Father Michael Geiger of the Most Blessed Sacrament said that they expect to have hundreds of people in their auditorium every Friday during Lent. The parish plans to serve around 800 pounds of fish, 400 pounds of potatoes, 100 pounds of homemade coleslaw, and desserts to the estimated 800 people expected to attend the event.
Geiger said that fish fries are a great way to bring people together in solidarity during Lent. He added that the event helps people to fast and follow their religious beliefs in a profound way. The co-chairs of Most Blessed Sacrament’s fish fries, Laurie McHugh and Carla Majewski, said they are excited to bring back the festivities in person.

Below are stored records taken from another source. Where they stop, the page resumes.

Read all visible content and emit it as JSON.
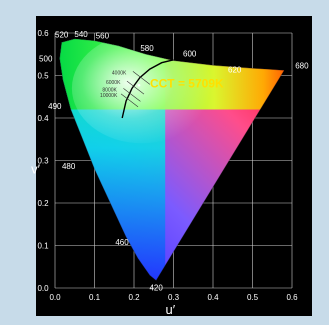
{
  "chart_data": {
    "type": "diagram",
    "title": "",
    "xlabel": "u′",
    "ylabel": "v′",
    "xlim": [
      0,
      0.6
    ],
    "ylim": [
      0,
      0.6
    ],
    "x_ticks": [
      "0.0",
      "0.1",
      "0.2",
      "0.3",
      "0.4",
      "0.5",
      "0.6"
    ],
    "y_ticks": [
      "0.0",
      "0.1",
      "0.2",
      "0.3",
      "0.4",
      "0.5",
      "0.6"
    ],
    "grid": true,
    "wavelength_labels": [
      {
        "label": "420",
        "u": 0.256,
        "v": 0.018
      },
      {
        "label": "460",
        "u": 0.19,
        "v": 0.108
      },
      {
        "label": "480",
        "u": 0.07,
        "v": 0.287
      },
      {
        "label": "490",
        "u": 0.03,
        "v": 0.428
      },
      {
        "label": "500",
        "u": 0.012,
        "v": 0.54
      },
      {
        "label": "520",
        "u": 0.017,
        "v": 0.582
      },
      {
        "label": "540",
        "u": 0.066,
        "v": 0.584
      },
      {
        "label": "560",
        "u": 0.12,
        "v": 0.58
      },
      {
        "label": "580",
        "u": 0.233,
        "v": 0.548
      },
      {
        "label": "600",
        "u": 0.341,
        "v": 0.535
      },
      {
        "label": "620",
        "u": 0.455,
        "v": 0.514
      },
      {
        "label": "680",
        "u": 0.615,
        "v": 0.512
      }
    ],
    "spectral_locus": [
      {
        "u": 0.256,
        "v": 0.018
      },
      {
        "u": 0.24,
        "v": 0.03
      },
      {
        "u": 0.21,
        "v": 0.07
      },
      {
        "u": 0.18,
        "v": 0.12
      },
      {
        "u": 0.14,
        "v": 0.2
      },
      {
        "u": 0.1,
        "v": 0.28
      },
      {
        "u": 0.07,
        "v": 0.35
      },
      {
        "u": 0.04,
        "v": 0.42
      },
      {
        "u": 0.02,
        "v": 0.49
      },
      {
        "u": 0.012,
        "v": 0.54
      },
      {
        "u": 0.017,
        "v": 0.578
      },
      {
        "u": 0.05,
        "v": 0.586
      },
      {
        "u": 0.1,
        "v": 0.582
      },
      {
        "u": 0.16,
        "v": 0.57
      },
      {
        "u": 0.23,
        "v": 0.55
      },
      {
        "u": 0.3,
        "v": 0.535
      },
      {
        "u": 0.4,
        "v": 0.524
      },
      {
        "u": 0.5,
        "v": 0.517
      },
      {
        "u": 0.55,
        "v": 0.514
      },
      {
        "u": 0.58,
        "v": 0.512
      }
    ],
    "planckian_locus": [
      {
        "u": 0.17,
        "v": 0.4
      },
      {
        "u": 0.18,
        "v": 0.44
      },
      {
        "u": 0.195,
        "v": 0.47
      },
      {
        "u": 0.215,
        "v": 0.495
      },
      {
        "u": 0.24,
        "v": 0.515
      },
      {
        "u": 0.27,
        "v": 0.53
      },
      {
        "u": 0.3,
        "v": 0.537
      }
    ],
    "cct_lines": [
      {
        "label": "4000K",
        "u": 0.22,
        "v": 0.498
      },
      {
        "label": "6000K",
        "u": 0.205,
        "v": 0.475
      },
      {
        "label": "8000K",
        "u": 0.196,
        "v": 0.458
      },
      {
        "label": "10000K",
        "u": 0.19,
        "v": 0.445
      }
    ],
    "annotation": {
      "label": "CCT = 5709K",
      "u": 0.205,
      "v": 0.47
    },
    "colors": {
      "background": "#c7dbe9",
      "plot_background": "#000000",
      "grid": "#cfcfcf",
      "axis_text": "#ffffff",
      "annotation": "#ffe000",
      "locus": "#000000"
    }
  }
}
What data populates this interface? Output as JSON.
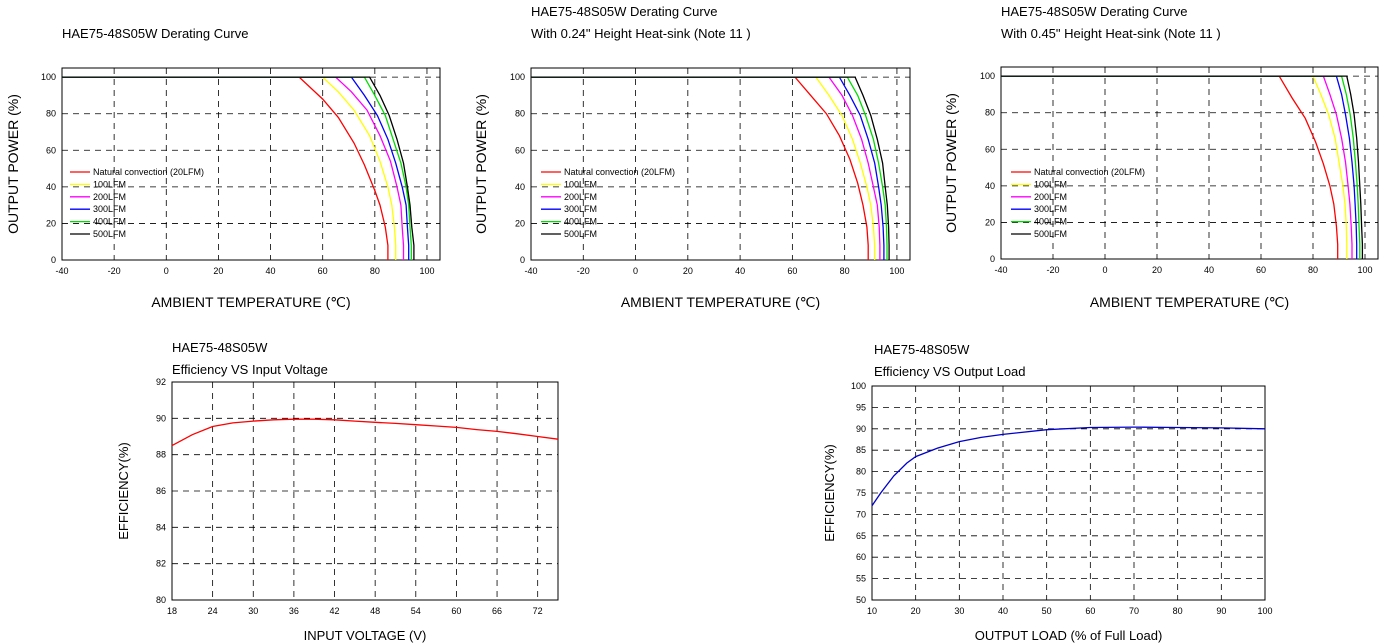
{
  "chart_data": [
    {
      "id": "derate1",
      "type": "line",
      "title_lines": [
        "HAE75-48S05W Derating Curve"
      ],
      "xlabel": "AMBIENT TEMPERATURE (℃)",
      "ylabel": "OUTPUT POWER (%)",
      "xlim": [
        -40,
        105
      ],
      "ylim": [
        0,
        105
      ],
      "xticks": [
        -40,
        -20,
        0,
        20,
        40,
        60,
        80,
        100
      ],
      "yticks": [
        0,
        20,
        40,
        60,
        80,
        100
      ],
      "legend_position": "bottom-left",
      "series": [
        {
          "name": "Natural convection (20LFM)",
          "color": "#ff0000",
          "x": [
            -40,
            51,
            60,
            66,
            72,
            76,
            80,
            82,
            84,
            85,
            85
          ],
          "y": [
            100,
            100,
            88,
            78,
            64,
            52,
            38,
            30,
            18,
            8,
            0
          ]
        },
        {
          "name": "100LFM",
          "color": "#ffff00",
          "x": [
            -40,
            60,
            66,
            72,
            78,
            82,
            85,
            86.5,
            87.5,
            88,
            88
          ],
          "y": [
            100,
            100,
            92,
            82,
            68,
            54,
            40,
            30,
            18,
            8,
            0
          ]
        },
        {
          "name": "200LFM",
          "color": "#ff00ff",
          "x": [
            -40,
            65,
            71,
            77,
            82,
            86,
            88.5,
            90,
            90.5,
            91,
            91
          ],
          "y": [
            100,
            100,
            92,
            82,
            68,
            54,
            40,
            30,
            18,
            8,
            0
          ]
        },
        {
          "name": "300LFM",
          "color": "#0000ff",
          "x": [
            -40,
            71,
            76,
            81,
            85,
            88,
            90.5,
            92,
            92.5,
            93,
            93
          ],
          "y": [
            100,
            100,
            90,
            79,
            66,
            53,
            40,
            30,
            18,
            8,
            0
          ]
        },
        {
          "name": "400LFM",
          "color": "#00dd00",
          "x": [
            -40,
            76,
            80,
            84,
            87,
            90,
            92,
            93,
            93.5,
            94,
            94
          ],
          "y": [
            100,
            100,
            90,
            79,
            66,
            53,
            40,
            30,
            18,
            8,
            0
          ]
        },
        {
          "name": "500LFM",
          "color": "#000000",
          "x": [
            -40,
            78,
            82,
            85.5,
            88.5,
            91,
            92.5,
            93.5,
            94.2,
            95,
            95
          ],
          "y": [
            100,
            100,
            90,
            79,
            66,
            53,
            40,
            30,
            18,
            8,
            0
          ]
        }
      ]
    },
    {
      "id": "derate2",
      "type": "line",
      "title_lines": [
        "HAE75-48S05W Derating Curve",
        "With 0.24\" Height Heat-sink (Note 11 )"
      ],
      "xlabel": "AMBIENT TEMPERATURE (℃)",
      "ylabel": "OUTPUT POWER (%)",
      "xlim": [
        -40,
        105
      ],
      "ylim": [
        0,
        105
      ],
      "xticks": [
        -40,
        -20,
        0,
        20,
        40,
        60,
        80,
        100
      ],
      "yticks": [
        0,
        20,
        40,
        60,
        80,
        100
      ],
      "legend_position": "bottom-left",
      "series": [
        {
          "name": "Natural convection (20LFM)",
          "color": "#ff0000",
          "x": [
            -40,
            61,
            67,
            73,
            78,
            82,
            85,
            87,
            88.5,
            89,
            89
          ],
          "y": [
            100,
            100,
            90,
            80,
            68,
            55,
            42,
            30,
            18,
            8,
            0
          ]
        },
        {
          "name": "100LFM",
          "color": "#ffff00",
          "x": [
            -40,
            69,
            74,
            79,
            83,
            86,
            88.5,
            90,
            91,
            91.5,
            91.5
          ],
          "y": [
            100,
            100,
            90,
            79,
            66,
            53,
            40,
            30,
            18,
            8,
            0
          ]
        },
        {
          "name": "200LFM",
          "color": "#ff00ff",
          "x": [
            -40,
            74,
            79,
            83,
            86.5,
            89,
            91,
            92.5,
            93.2,
            93.5,
            93.5
          ],
          "y": [
            100,
            100,
            90,
            79,
            66,
            53,
            40,
            30,
            18,
            8,
            0
          ]
        },
        {
          "name": "300LFM",
          "color": "#0000ff",
          "x": [
            -40,
            78,
            82,
            86,
            89,
            91.5,
            93,
            94,
            94.7,
            95,
            95
          ],
          "y": [
            100,
            100,
            90,
            79,
            66,
            53,
            40,
            30,
            18,
            8,
            0
          ]
        },
        {
          "name": "400LFM",
          "color": "#00dd00",
          "x": [
            -40,
            81,
            85,
            88,
            91,
            93,
            94.5,
            95.5,
            96,
            96.2,
            96.2
          ],
          "y": [
            100,
            100,
            90,
            79,
            66,
            53,
            40,
            30,
            18,
            8,
            0
          ]
        },
        {
          "name": "500LFM",
          "color": "#000000",
          "x": [
            -40,
            84,
            87,
            90,
            92.5,
            94.5,
            95.5,
            96.3,
            96.8,
            97,
            97
          ],
          "y": [
            100,
            100,
            90,
            79,
            66,
            53,
            40,
            30,
            18,
            8,
            0
          ]
        }
      ]
    },
    {
      "id": "derate3",
      "type": "line",
      "title_lines": [
        "HAE75-48S05W Derating Curve",
        "With 0.45\" Height Heat-sink (Note 11 )"
      ],
      "xlabel": "AMBIENT TEMPERATURE (℃)",
      "ylabel": "OUTPUT POWER (%)",
      "xlim": [
        -40,
        105
      ],
      "ylim": [
        0,
        105
      ],
      "xticks": [
        -40,
        -20,
        0,
        20,
        40,
        60,
        80,
        100
      ],
      "yticks": [
        0,
        20,
        40,
        60,
        80,
        100
      ],
      "legend_position": "bottom-left",
      "series": [
        {
          "name": "Natural convection (20LFM)",
          "color": "#ff0000",
          "x": [
            -40,
            67,
            72,
            77,
            81,
            84,
            86.5,
            88,
            89,
            89.5,
            89.5
          ],
          "y": [
            100,
            100,
            88,
            77,
            64,
            52,
            40,
            30,
            18,
            8,
            0
          ]
        },
        {
          "name": "100LFM",
          "color": "#ffff00",
          "x": [
            -40,
            80,
            83,
            86,
            88.5,
            90,
            91.5,
            92.3,
            92.8,
            93,
            93
          ],
          "y": [
            100,
            100,
            90,
            79,
            66,
            53,
            40,
            30,
            18,
            8,
            0
          ]
        },
        {
          "name": "200LFM",
          "color": "#ff00ff",
          "x": [
            -40,
            84,
            86.5,
            89,
            91,
            92.5,
            93.5,
            94.2,
            94.7,
            95,
            95
          ],
          "y": [
            100,
            100,
            90,
            79,
            66,
            53,
            40,
            30,
            18,
            8,
            0
          ]
        },
        {
          "name": "300LFM",
          "color": "#0000ff",
          "x": [
            -40,
            89,
            91,
            92.5,
            94,
            95,
            95.8,
            96.2,
            96.6,
            96.8,
            96.8
          ],
          "y": [
            100,
            100,
            90,
            79,
            66,
            53,
            40,
            30,
            18,
            8,
            0
          ]
        },
        {
          "name": "400LFM",
          "color": "#00dd00",
          "x": [
            -40,
            91,
            92.8,
            94.3,
            95.5,
            96.3,
            97,
            97.4,
            97.7,
            98,
            98
          ],
          "y": [
            100,
            100,
            90,
            79,
            66,
            53,
            40,
            30,
            18,
            8,
            0
          ]
        },
        {
          "name": "500LFM",
          "color": "#000000",
          "x": [
            -40,
            93,
            94.5,
            95.8,
            96.8,
            97.5,
            98,
            98.4,
            98.7,
            99,
            99
          ],
          "y": [
            100,
            100,
            90,
            79,
            66,
            53,
            40,
            30,
            18,
            8,
            0
          ]
        }
      ]
    },
    {
      "id": "eff_vin",
      "type": "line",
      "title_lines": [
        "HAE75-48S05W",
        "Efficiency VS Input Voltage"
      ],
      "xlabel": "INPUT VOLTAGE (V)",
      "ylabel": "EFFICIENCY(%)",
      "xlim": [
        18,
        75
      ],
      "ylim": [
        80,
        92
      ],
      "xticks": [
        18,
        24,
        30,
        36,
        42,
        48,
        54,
        60,
        66,
        72
      ],
      "yticks": [
        80,
        82,
        84,
        86,
        88,
        90,
        92
      ],
      "series": [
        {
          "color": "#ff0000",
          "x": [
            18,
            21,
            24,
            27,
            30,
            33,
            36,
            39,
            42,
            45,
            48,
            51,
            54,
            57,
            60,
            63,
            66,
            69,
            72,
            75
          ],
          "y": [
            88.5,
            89.1,
            89.55,
            89.75,
            89.85,
            89.92,
            89.95,
            89.95,
            89.92,
            89.85,
            89.78,
            89.72,
            89.65,
            89.58,
            89.5,
            89.38,
            89.28,
            89.15,
            89.0,
            88.85
          ]
        }
      ]
    },
    {
      "id": "eff_load",
      "type": "line",
      "title_lines": [
        "HAE75-48S05W",
        "Efficiency VS Output Load"
      ],
      "xlabel": "OUTPUT LOAD (% of Full Load)",
      "ylabel": "EFFICIENCY(%)",
      "xlim": [
        10,
        100
      ],
      "ylim": [
        50,
        100
      ],
      "xticks": [
        10,
        20,
        30,
        40,
        50,
        60,
        70,
        80,
        90,
        100
      ],
      "yticks": [
        50,
        55,
        60,
        65,
        70,
        75,
        80,
        85,
        90,
        95,
        100
      ],
      "series": [
        {
          "color": "#0000cc",
          "x": [
            10,
            12,
            15,
            18,
            20,
            25,
            30,
            35,
            40,
            50,
            60,
            70,
            80,
            90,
            100
          ],
          "y": [
            72,
            75,
            79,
            82,
            83.5,
            85.5,
            87,
            88,
            88.7,
            89.8,
            90.3,
            90.4,
            90.3,
            90.2,
            90.0
          ]
        }
      ]
    }
  ]
}
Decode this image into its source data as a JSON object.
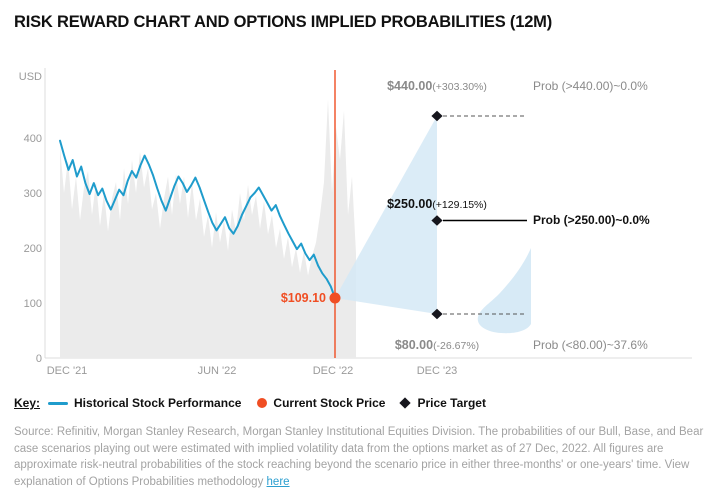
{
  "title": "RISK REWARD CHART AND OPTIONS IMPLIED PROBABILITIES (12M)",
  "chart_data": {
    "type": "line",
    "y_axis": {
      "label": "USD",
      "ticks": [
        0,
        100,
        200,
        300,
        400
      ],
      "range": [
        0,
        480
      ]
    },
    "x_axis": {
      "ticks": [
        "DEC '21",
        "JUN '22",
        "DEC '22",
        "DEC '23"
      ]
    },
    "colors": {
      "history": "#1f9ccc",
      "current": "#f04e23",
      "fan": "#d5e9f6",
      "silhouette": "#ebebeb",
      "target": "#16161d",
      "muted": "#8a8a8a"
    },
    "history": {
      "name": "Historical Stock Performance",
      "values": [
        395,
        368,
        342,
        360,
        330,
        348,
        318,
        298,
        318,
        296,
        308,
        286,
        270,
        288,
        306,
        296,
        322,
        340,
        328,
        350,
        368,
        352,
        332,
        308,
        286,
        268,
        290,
        312,
        330,
        318,
        302,
        314,
        328,
        310,
        288,
        266,
        246,
        232,
        244,
        256,
        236,
        226,
        240,
        260,
        276,
        292,
        300,
        310,
        296,
        282,
        268,
        278,
        258,
        242,
        226,
        212,
        198,
        208,
        190,
        178,
        188,
        168,
        154,
        144,
        130,
        109.1
      ]
    },
    "range_silhouette": {
      "name": "Price Range Silhouette",
      "values": [
        385,
        300,
        360,
        270,
        330,
        250,
        310,
        340,
        260,
        320,
        240,
        300,
        230,
        290,
        320,
        250,
        345,
        280,
        360,
        300,
        375,
        310,
        345,
        270,
        300,
        235,
        290,
        330,
        260,
        335,
        280,
        330,
        255,
        320,
        250,
        290,
        220,
        260,
        200,
        265,
        210,
        250,
        195,
        270,
        230,
        300,
        250,
        315,
        260,
        295,
        235,
        285,
        225,
        260,
        200,
        235,
        180,
        220,
        165,
        200,
        155,
        195,
        150,
        185,
        210,
        260,
        320,
        470,
        300,
        420,
        360,
        450,
        260,
        330,
        190
      ]
    },
    "current_price": {
      "value": 109.1,
      "label": "$109.10",
      "date": "DEC '22"
    },
    "targets": [
      {
        "price": 440,
        "price_label": "$440.00",
        "pct_label": "(+303.30%)",
        "prob_label": "Prob (>440.00)~0.0%",
        "line_style": "dashed",
        "muted": true
      },
      {
        "price": 250,
        "price_label": "$250.00",
        "pct_label": "(+129.15%)",
        "prob_label": "Prob (>250.00)~0.0%",
        "line_style": "solid",
        "muted": false
      },
      {
        "price": 80,
        "price_label": "$80.00",
        "pct_label": "(-26.67%)",
        "prob_label": "Prob (<80.00)~37.6%",
        "line_style": "dashed",
        "muted": true
      }
    ]
  },
  "key": {
    "label": "Key:",
    "items": [
      {
        "glyph": "line",
        "label": "Historical Stock Performance"
      },
      {
        "glyph": "dot",
        "label": "Current Stock Price"
      },
      {
        "glyph": "diamond",
        "label": "Price Target"
      }
    ]
  },
  "footer": {
    "text": "Source: Refinitiv, Morgan Stanley Research, Morgan Stanley Institutional Equities Division. The probabilities of our Bull, Base, and Bear case scenarios playing out were estimated with implied volatility data from the options market as of 27 Dec, 2022. All figures are approximate risk-neutral probabilities of the stock reaching beyond the scenario price in either three-months' or one-years' time. View explanation of Options Probabilities methodology",
    "link": "here"
  }
}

McHugh said that around 25 people help with preparations the day before the event, and approximately 100 volunteers will clean, prepare, and serve food. She added that preparations for the fish fries begin in October.
The parish raised its prices to cover the costs of growing the ministry for school, salaries, and the church. Geiger said that the prices range from $10 to $15, depending on age. Children under five years old can eat for free. Despite the price increase, Geiger emphasized that the event is still an economical choice and offers fantastic food.
Fish fries are a long-standing tradition during the Lenten season. They offer people an opportunity to come together, enjoy a meal, and follow their religious beliefs in solidarity. By bringing back in-person fish fries, Most Blessed Sacrament is allowing people to reconnect with their community and enjoy a traditional meal together after a difficult couple of years during the pandemic.